A disciplinary panel, led by Lord Dyson, accepted that Saracens' breaches of the regulations were "not deliberate" and advised against relegation. But they could not prove they were able to comply with the salary cap this year, and chose to be move down a division rather than open past financial records for a full forensic audit.

Elective surgery ruled out. The decision to sidestep the audit was revealing. The guys who prefer to pay for their cold pies and warm beer with real money sensed bluffers at work.

Saracens were found to have breached the salary cap in three consecutive seasons. In 2016-17 the overspend was more than €1.21 million, in 2017-18 over €107,750 and in 2018-19 €996,130.

The belief is financial doping bought Saracens to their current position. Park that. What it actually did was reach into the pockets of the players with whom they were competing for championships and cups. Latter day, metaphorical, pickpockets.

For every Saracens success there was a lost match win bonus for someone else, a lost championship win bonus for another team, a lost increase in sponsorship because in every league and cup in every country it’s a zero sum game, lots of losers, one champion.

An argument can be made that Exeter, who lost three – 2016, 2018 and 2019 – of the last four Premiership finals to Saracens, were defrauded. Similarly Racing 92, Clermont and Leinster, who lost to Saracens in three of the last four European finals have . . . well, Leo Cullen doesn't do bitter, rage or spasms.
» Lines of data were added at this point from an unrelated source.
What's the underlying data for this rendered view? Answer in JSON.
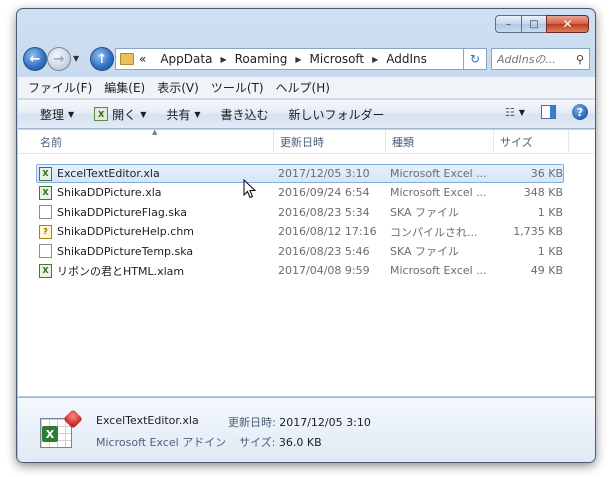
{
  "window": {
    "caption_buttons": {
      "minimize": "–",
      "maximize": "□",
      "close": "✕"
    }
  },
  "nav": {
    "back_icon": "←",
    "forward_icon": "→",
    "history_icon": "▼",
    "up_icon": "↑",
    "address": [
      "AppData",
      "Roaming",
      "Microsoft",
      "AddIns"
    ],
    "address_prefix": "«",
    "crumb_separator": "▶",
    "refresh_icon": "↻",
    "search_placeholder": "AddInsの...",
    "search_icon": "⚲"
  },
  "menu": [
    "ファイル(F)",
    "編集(E)",
    "表示(V)",
    "ツール(T)",
    "ヘルプ(H)"
  ],
  "toolbar": {
    "organize": "整理",
    "open": "開く",
    "share": "共有",
    "burn": "書き込む",
    "new_folder": "新しいフォルダー",
    "caret": "▼",
    "view_icon": "☷",
    "help_icon": "?",
    "open_icon": "X"
  },
  "columns": {
    "name": "名前",
    "date": "更新日時",
    "type": "種類",
    "size": "サイズ",
    "sort_indicator": "▲"
  },
  "files": [
    {
      "name": "ExcelTextEditor.xla",
      "date": "2017/12/05 3:10",
      "type": "Microsoft Excel ...",
      "size": "36 KB",
      "icon": "excel-addin",
      "glyph": "X",
      "selected": true
    },
    {
      "name": "ShikaDDPicture.xla",
      "date": "2016/09/24 6:54",
      "type": "Microsoft Excel ...",
      "size": "348 KB",
      "icon": "excel-addin",
      "glyph": "X",
      "selected": false
    },
    {
      "name": "ShikaDDPictureFlag.ska",
      "date": "2016/08/23 5:34",
      "type": "SKA ファイル",
      "size": "1 KB",
      "icon": "generic-file",
      "glyph": "",
      "selected": false
    },
    {
      "name": "ShikaDDPictureHelp.chm",
      "date": "2016/08/12 17:16",
      "type": "コンパイルされ...",
      "size": "1,735 KB",
      "icon": "chm-help",
      "glyph": "?",
      "selected": false
    },
    {
      "name": "ShikaDDPictureTemp.ska",
      "date": "2016/08/23 5:46",
      "type": "SKA ファイル",
      "size": "1 KB",
      "icon": "generic-file",
      "glyph": "",
      "selected": false
    },
    {
      "name": "リボンの君とHTML.xlam",
      "date": "2017/04/08 9:59",
      "type": "Microsoft Excel ...",
      "size": "49 KB",
      "icon": "excel-addin",
      "glyph": "X",
      "selected": false
    }
  ],
  "details": {
    "name": "ExcelTextEditor.xla",
    "type": "Microsoft Excel アドイン",
    "modified_label": "更新日時:",
    "modified_value": "2017/12/05 3:10",
    "size_label": "サイズ:",
    "size_value": "36.0 KB",
    "badge": "X"
  },
  "colors": {
    "selection_border": "#84acdd",
    "selection_fill": "#d4e6fb",
    "chrome": "#b9d1ea",
    "close_button": "#c0391d"
  }
}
That would have been Cheika.

It was former England captain Chris Robshaw who bundled Saracens in with the toxic duo of athletics and cycling and a concept of ingrained cheating. In that grouping all of rugby is tarnished. Resentment rises.

“We accept the hate we are going to get. But we think it is misplaced,” said the quiet spoken director of rugby Mark McCall.

Ho hum. And here we are now, Leinster facing what Exeter have so often, a Saracens but without suspended Owen Farrell, the England outhalf now asking rugby to believe his tackle technique is "a work in progress".

With 83 England caps and four with the Lions, an 18-year-old Wasps replacement outhalf Charlie Atkinson knocked out cold and concussed and a 28-year-old's tackle technique that is "a work in progress".

Nobody can know the legacy there for Atkinson. It was an unwanted addition to Farrell’s body of work and although judged to be a five-week unintentional foul, like Burger in his rugby thug heyday it chimed with Saracens hard, edgy, winning culture and another layer of Saracen enmity added.

Pantomime villains or misunderstood, they have carved out their own niche. All their own work. The team people love to hate.